Retail shoppers face multiple shelves of similar products daily. It is as confusing for them in choosing a product as it is challenging for a marketers brand to stand out and become top of mind. To break through the retail clutter, brand managers must create well-designed packaging that not only enhance the value of the product, but attracts the attention of today’s busy consumer. The current competitive environment is driving frequent package design changes in a number of ways.
While brands are fighting for supremacy with consumers, retailers are asking for new and better packaging, new entries are forcing constant innovation, existing brands are piling on the SKUs, private-label products are changing the rules, regulations are requiring more information on packaging, and sustainability improvement requests are becoming ubiquitous. If you’re considering updating your package design, consider these points.
1) Research your brand equity
Don’t throw away past design, study them. Do your homework, look into past packaging – understand previous brand images and advertising. Find out what the brand represents to its loyal consumers, where it has been, and where it can go. And, know where it fits in the consumers’ mind. Don’t try and be everything to everyone. If you understand the previous brand story, how can you leverage it and enhance the emotional experience? What are the equities such as key messages and visuals that need to be future-advanced?
2) Throw out what doesn’t work
Don’t underestimate the value of change. Many brand managers hang on to what they believe works – because we’ve always done it this way approach. Marketers must realize that all elements regardless of their heritage may be the design element that is holding them back. Apply the “sometimes less is more” rule. Keep messaging to a minimum as too many can inhibit brand communication.
3) Understand loyalty
Dig into understanding more about your customer. How might they react to change? Today consumers are less loyal, this creates a balancing act between creating something new and exciting versus remaining familiar and trusted. If you find that consumers have great loyalty, trust, and reverence for your brand in isolation, you may have greater leeway to experiment with bold designs.
4) Understand your brand objectives
With packaging change comes risk. Staying ahead of the competition and keeping ahead of copy-cats are both good motivation, but frequent changes can dilute brand attachment when not managed with care. Defending the value of your brand often means offering something new, such as a brand extension, expansion, direction etc. Remember, don’t change for the sake of change. Make sure that any change you make, makes strategic sense.

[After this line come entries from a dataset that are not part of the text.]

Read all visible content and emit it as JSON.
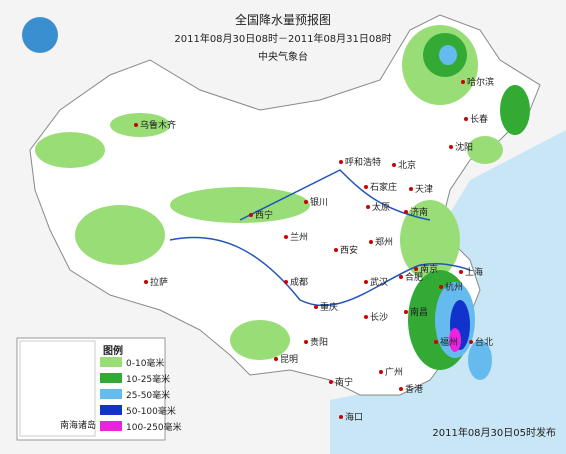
{
  "header": {
    "title": "全国降水量预报图",
    "period": "2011年08月30日08时－2011年08月31日08时",
    "agency": "中央气象台"
  },
  "cities": [
    "哈尔滨",
    "长春",
    "沈阳",
    "乌鲁木齐",
    "呼和浩特",
    "北京",
    "天津",
    "石家庄",
    "太原",
    "银川",
    "济南",
    "西宁",
    "兰州",
    "郑州",
    "西安",
    "南京",
    "合肥",
    "上海",
    "拉萨",
    "成都",
    "武汉",
    "杭州",
    "重庆",
    "长沙",
    "南昌",
    "福州",
    "贵阳",
    "台北",
    "昆明",
    "南宁",
    "广州",
    "香港",
    "海口"
  ],
  "legend": {
    "title": "图例",
    "items": [
      {
        "label": "0-10毫米",
        "color": "#99dd77"
      },
      {
        "label": "10-25毫米",
        "color": "#33aa33"
      },
      {
        "label": "25-50毫米",
        "color": "#66bbee"
      },
      {
        "label": "50-100毫米",
        "color": "#1133cc"
      },
      {
        "label": "100-250毫米",
        "color": "#ee22dd"
      }
    ]
  },
  "inset": {
    "label": "南海诸岛"
  },
  "footer": {
    "issued": "2011年08月30日05时发布"
  }
}
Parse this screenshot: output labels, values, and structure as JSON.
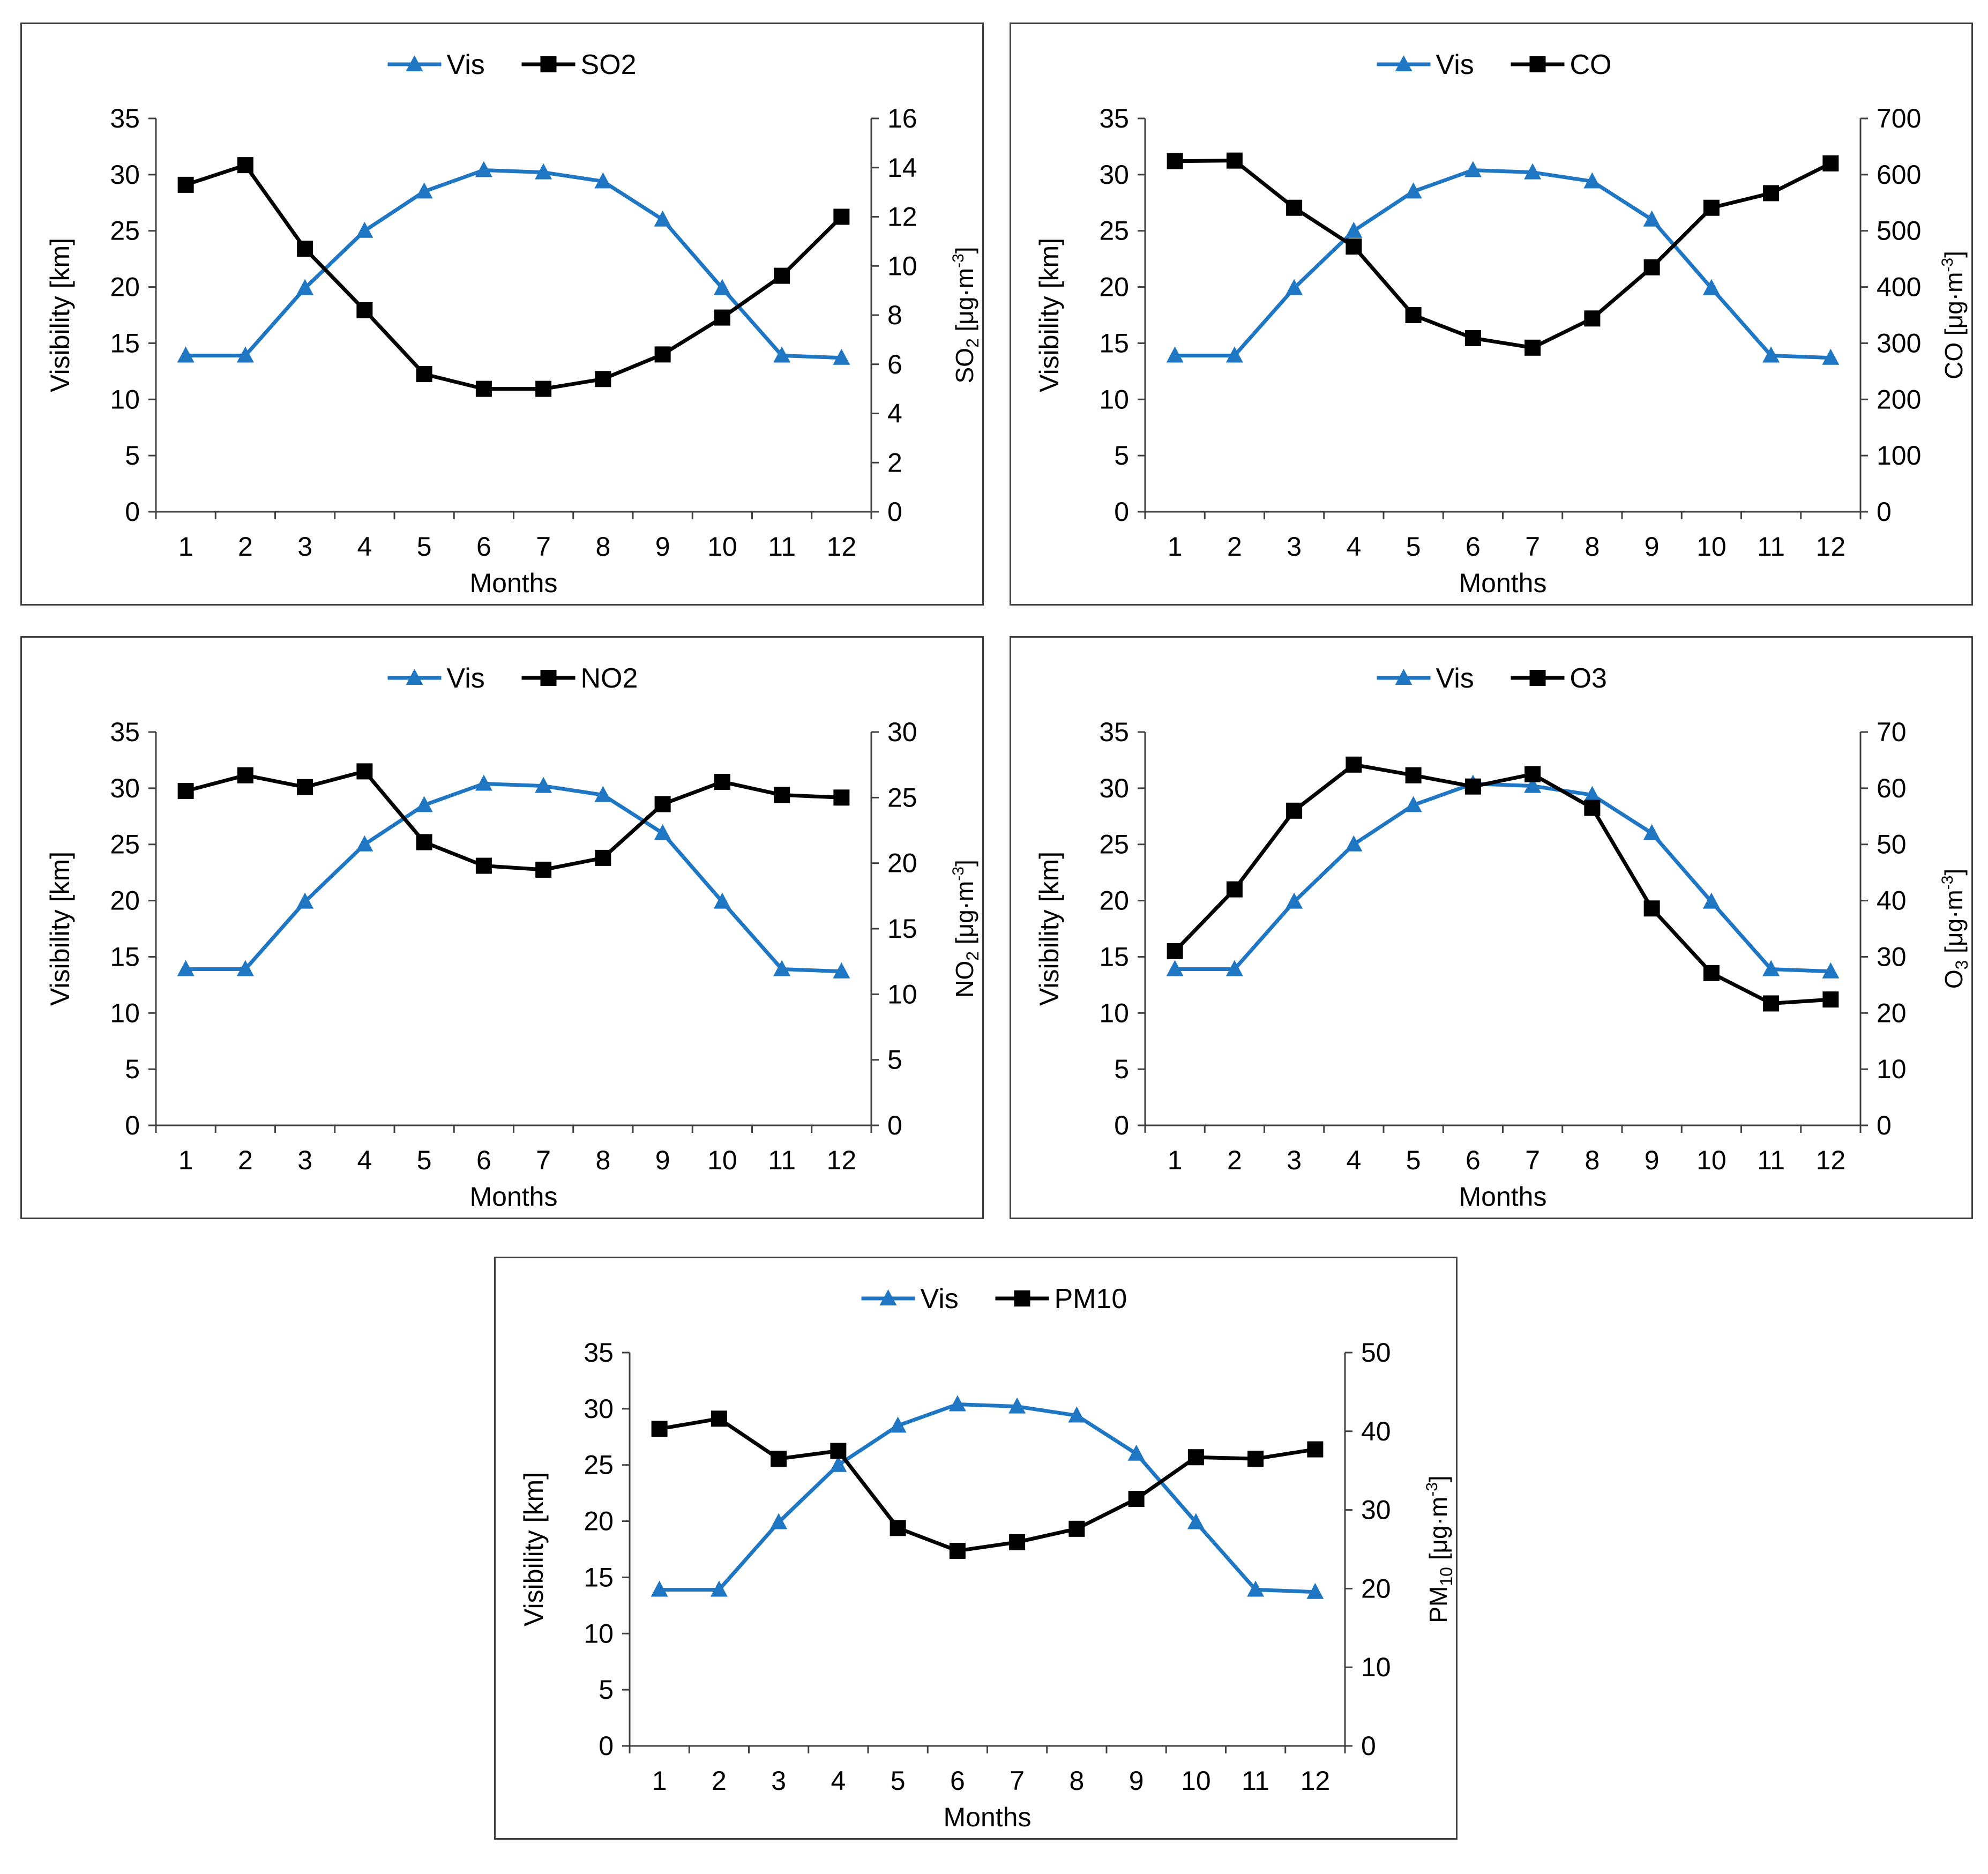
{
  "colors": {
    "vis": "#1f77c4",
    "pollutant": "#000000",
    "axis": "#404040"
  },
  "chart_data": [
    {
      "id": "so2",
      "type": "line",
      "categories": [
        "1",
        "2",
        "3",
        "4",
        "5",
        "6",
        "7",
        "8",
        "9",
        "10",
        "11",
        "12"
      ],
      "xlabel": "Months",
      "ylabel": "Visibility [km]",
      "ylim": [
        0,
        35
      ],
      "yticks": [
        "0",
        "5",
        "10",
        "15",
        "20",
        "25",
        "30",
        "35"
      ],
      "y2label": {
        "pre": "SO",
        "sub": "2",
        "post": " [μg·m",
        "sup": "-3",
        "end": "]"
      },
      "y2lim": [
        0,
        16
      ],
      "y2ticks": [
        "0",
        "2",
        "4",
        "6",
        "8",
        "10",
        "12",
        "14",
        "16"
      ],
      "legend": [
        "Vis",
        "SO2"
      ],
      "series": [
        {
          "name": "Vis",
          "axis": "left",
          "marker": "triangle",
          "values": [
            13.9,
            13.9,
            19.9,
            25.0,
            28.5,
            30.4,
            30.2,
            29.4,
            26.0,
            19.9,
            13.9,
            13.7
          ]
        },
        {
          "name": "SO2",
          "axis": "right",
          "marker": "square",
          "values": [
            13.3,
            14.1,
            10.7,
            8.2,
            5.6,
            5.0,
            5.0,
            5.4,
            6.4,
            7.9,
            9.6,
            12.0
          ]
        }
      ]
    },
    {
      "id": "co",
      "type": "line",
      "categories": [
        "1",
        "2",
        "3",
        "4",
        "5",
        "6",
        "7",
        "8",
        "9",
        "10",
        "11",
        "12"
      ],
      "xlabel": "Months",
      "ylabel": "Visibility [km]",
      "ylim": [
        0,
        35
      ],
      "yticks": [
        "0",
        "5",
        "10",
        "15",
        "20",
        "25",
        "30",
        "35"
      ],
      "y2label": {
        "pre": "CO",
        "sub": "",
        "post": " [μg·m",
        "sup": "-3",
        "end": "]"
      },
      "y2lim": [
        0,
        700
      ],
      "y2ticks": [
        "0",
        "100",
        "200",
        "300",
        "400",
        "500",
        "600",
        "700"
      ],
      "legend": [
        "Vis",
        "CO"
      ],
      "series": [
        {
          "name": "Vis",
          "axis": "left",
          "marker": "triangle",
          "values": [
            13.9,
            13.9,
            19.9,
            25.0,
            28.5,
            30.4,
            30.2,
            29.4,
            26.0,
            19.9,
            13.9,
            13.7
          ]
        },
        {
          "name": "CO",
          "axis": "right",
          "marker": "square",
          "values": [
            624,
            625,
            541,
            472,
            350,
            309,
            292,
            344,
            435,
            541,
            567,
            620
          ]
        }
      ]
    },
    {
      "id": "no2",
      "type": "line",
      "categories": [
        "1",
        "2",
        "3",
        "4",
        "5",
        "6",
        "7",
        "8",
        "9",
        "10",
        "11",
        "12"
      ],
      "xlabel": "Months",
      "ylabel": "Visibility [km]",
      "ylim": [
        0,
        35
      ],
      "yticks": [
        "0",
        "5",
        "10",
        "15",
        "20",
        "25",
        "30",
        "35"
      ],
      "y2label": {
        "pre": "NO",
        "sub": "2",
        "post": " [μg·m",
        "sup": "-3",
        "end": "]"
      },
      "y2lim": [
        0,
        30
      ],
      "y2ticks": [
        "0",
        "5",
        "10",
        "15",
        "20",
        "25",
        "30"
      ],
      "legend": [
        "Vis",
        "NO2"
      ],
      "series": [
        {
          "name": "Vis",
          "axis": "left",
          "marker": "triangle",
          "values": [
            13.9,
            13.9,
            19.9,
            25.0,
            28.5,
            30.4,
            30.2,
            29.4,
            26.0,
            19.9,
            13.9,
            13.7
          ]
        },
        {
          "name": "NO2",
          "axis": "right",
          "marker": "square",
          "values": [
            25.5,
            26.7,
            25.8,
            27.0,
            21.6,
            19.8,
            19.5,
            20.4,
            24.5,
            26.2,
            25.2,
            25.0
          ]
        }
      ]
    },
    {
      "id": "o3",
      "type": "line",
      "categories": [
        "1",
        "2",
        "3",
        "4",
        "5",
        "6",
        "7",
        "8",
        "9",
        "10",
        "11",
        "12"
      ],
      "xlabel": "Months",
      "ylabel": "Visibility [km]",
      "ylim": [
        0,
        35
      ],
      "yticks": [
        "0",
        "5",
        "10",
        "15",
        "20",
        "25",
        "30",
        "35"
      ],
      "y2label": {
        "pre": "O",
        "sub": "3",
        "post": " [μg·m",
        "sup": "-3",
        "end": "]"
      },
      "y2lim": [
        0,
        70
      ],
      "y2ticks": [
        "0",
        "10",
        "20",
        "30",
        "40",
        "50",
        "60",
        "70"
      ],
      "legend": [
        "Vis",
        "O3"
      ],
      "series": [
        {
          "name": "Vis",
          "axis": "left",
          "marker": "triangle",
          "values": [
            13.9,
            13.9,
            19.9,
            25.0,
            28.5,
            30.4,
            30.2,
            29.4,
            26.0,
            19.9,
            13.9,
            13.7
          ]
        },
        {
          "name": "O3",
          "axis": "right",
          "marker": "square",
          "values": [
            31.0,
            42.0,
            56.0,
            64.2,
            62.3,
            60.3,
            62.5,
            56.5,
            38.6,
            27.1,
            21.7,
            22.4
          ]
        }
      ]
    },
    {
      "id": "pm10",
      "type": "line",
      "categories": [
        "1",
        "2",
        "3",
        "4",
        "5",
        "6",
        "7",
        "8",
        "9",
        "10",
        "11",
        "12"
      ],
      "xlabel": "Months",
      "ylabel": "Visibility [km]",
      "ylim": [
        0,
        35
      ],
      "yticks": [
        "0",
        "5",
        "10",
        "15",
        "20",
        "25",
        "30",
        "35"
      ],
      "y2label": {
        "pre": "PM",
        "sub": "10",
        "post": " [μg·m",
        "sup": "-3",
        "end": "]"
      },
      "y2lim": [
        0,
        50
      ],
      "y2ticks": [
        "0",
        "10",
        "20",
        "30",
        "40",
        "50"
      ],
      "legend": [
        "Vis",
        "PM10"
      ],
      "series": [
        {
          "name": "Vis",
          "axis": "left",
          "marker": "triangle",
          "values": [
            13.9,
            13.9,
            19.9,
            25.0,
            28.5,
            30.4,
            30.2,
            29.4,
            26.0,
            19.9,
            13.9,
            13.7
          ]
        },
        {
          "name": "PM10",
          "axis": "right",
          "marker": "square",
          "values": [
            40.3,
            41.6,
            36.5,
            37.5,
            27.7,
            24.8,
            25.9,
            27.6,
            31.4,
            36.7,
            36.5,
            37.7
          ]
        }
      ]
    }
  ]
}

5) Does your package look dated?
Is your outdated package left your product sitting on the shelves? It’s probably one of the most common reasons to revitalize a package. The truth is not many products or packages look “cheap” today. If yours does, you’ll stand out for the wrong reasons. Even if your packaging avoids communicating a wrong message, find out if it’s communicating the right one. If you change, will the investment result in a quick ROI? That’s possibly where market research can help by using pilot tests in limited markets.